Since October 1st was a beautiful day, I drove out to Lakeview Cemetery and went looking for Rev. Runar and Ruth Mattson’s marker. Rev. and Mrs. Mattson founded Chetek Full Gospel Tabernacle (now renamed “The Refuge”) in 1956. It was during his time of service that the lots where our sanctuary now stands were purchased, the building built and the mortgage satisfied prior to his untimely death on January 1, 1975. By all accounts he was a good and godly man revered by his wife and children. While the church was small at his passing (frankly, it still is), what greater legacy could he have left other than being loved and respected by his family and the community he had so faithfully served.
Printed at the bottom of Pastor Mattson’s marker is his last sermon: “There is a time to be born and a time to die” (Ecclesiastes 3:2).
Since his death, six have followed him as pastor of our church: Jonathan Reine (1975), Del Grandstrand (1975-1977), Chester Logelin (1977-80), David Bakken (1979-1980), John Tuttle (1981-91), and myself. Del, Chester and David have long since gone to their reward, Jonathan no longer is in pastoral ministry, and John presently has been serving a congregation in the Upper Peninsula of Michigan for many years. Each in their time here made deposits into the life of the kingdom of God in our town and beyond, but only God can say—and, ultimately, will say—which was of eternal value and which was not (see 1 Corinthians 3:12-15). The same goes for me.
For the last few months I have been reading Shadow of the Almighty: the Life and Testament of Jim Elliot. Following his death in 1956, his wife, Elizabeth took the journals he had kept and the letters he had written to put together a biography. As it happened, it was on October 1st—30 years to the day since arriving in Chetek—that I came to the end of the book.
Upon his death, all Jim Elliot left was a wrist watch, some well-worn clothes, and a one-year-old daughter. He had no life insurance policy. Their home in the wilds of Ecuador would rightly be considered a crude shack by any definition. But considering his influence on the cause of missions and the ongoing life of disciples worldwide, he “done real good” for his nearly 30 years of living. (He was 29 when he died.) Ultimately, only God can evaluate the worth of his ministry—and mine—rightly. Best to leave it there.

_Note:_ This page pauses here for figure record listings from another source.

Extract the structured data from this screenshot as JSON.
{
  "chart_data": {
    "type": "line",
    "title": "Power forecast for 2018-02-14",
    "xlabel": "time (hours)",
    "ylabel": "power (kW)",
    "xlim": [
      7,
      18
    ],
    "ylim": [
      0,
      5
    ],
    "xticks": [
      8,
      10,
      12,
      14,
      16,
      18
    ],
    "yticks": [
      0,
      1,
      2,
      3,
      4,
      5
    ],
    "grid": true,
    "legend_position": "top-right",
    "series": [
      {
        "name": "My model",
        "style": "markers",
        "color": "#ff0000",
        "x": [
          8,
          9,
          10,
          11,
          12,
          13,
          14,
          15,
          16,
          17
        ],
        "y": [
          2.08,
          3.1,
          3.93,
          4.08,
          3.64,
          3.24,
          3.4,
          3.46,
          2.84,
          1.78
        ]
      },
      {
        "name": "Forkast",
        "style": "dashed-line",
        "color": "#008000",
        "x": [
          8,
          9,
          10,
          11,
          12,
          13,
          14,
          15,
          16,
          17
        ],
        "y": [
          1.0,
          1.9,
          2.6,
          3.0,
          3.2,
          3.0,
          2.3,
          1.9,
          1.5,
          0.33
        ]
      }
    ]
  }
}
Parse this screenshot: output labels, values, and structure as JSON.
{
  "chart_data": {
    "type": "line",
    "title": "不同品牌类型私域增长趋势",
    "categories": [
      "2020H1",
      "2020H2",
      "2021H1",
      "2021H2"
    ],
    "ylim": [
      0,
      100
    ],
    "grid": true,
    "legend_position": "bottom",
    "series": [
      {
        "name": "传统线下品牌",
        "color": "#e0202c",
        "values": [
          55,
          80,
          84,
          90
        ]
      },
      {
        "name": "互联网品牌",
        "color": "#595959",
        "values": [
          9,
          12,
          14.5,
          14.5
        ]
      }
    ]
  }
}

Honestly, I’m just grateful to be here. I’m thankful for the life we’ve made here, the friends we’ve made, and the things we’ve been able to be a part of. When I re-read Psalm 16:6-7 “The boundary lines have fallen for me in pleasant places; surely I have a delightful inheritance. I will praise the Lord, who counsels me; even at night my heart instructs me” (NIV), I see our home at the corner of Fifth and Banks, the “church behind the Dairy Queen,” downtown Chetek and the nature trail behind Chetek-Weyerhaeuser High and Middle School.
I see it all, and the multitude of lives that have touched ours over three decades of living here. However long my service to this fellowship and this community may last, I pray to be found faithful to my call, to my post, and to them.
“As for you, go your way until the end. You will rest, and then at the end of the days, you will rise again to receive the inheritance set aside for you” (Daniel 12:13, NLT).
Jeff Martin has for 30 years been pastor of The Refuge, Chetek, Wisconsin.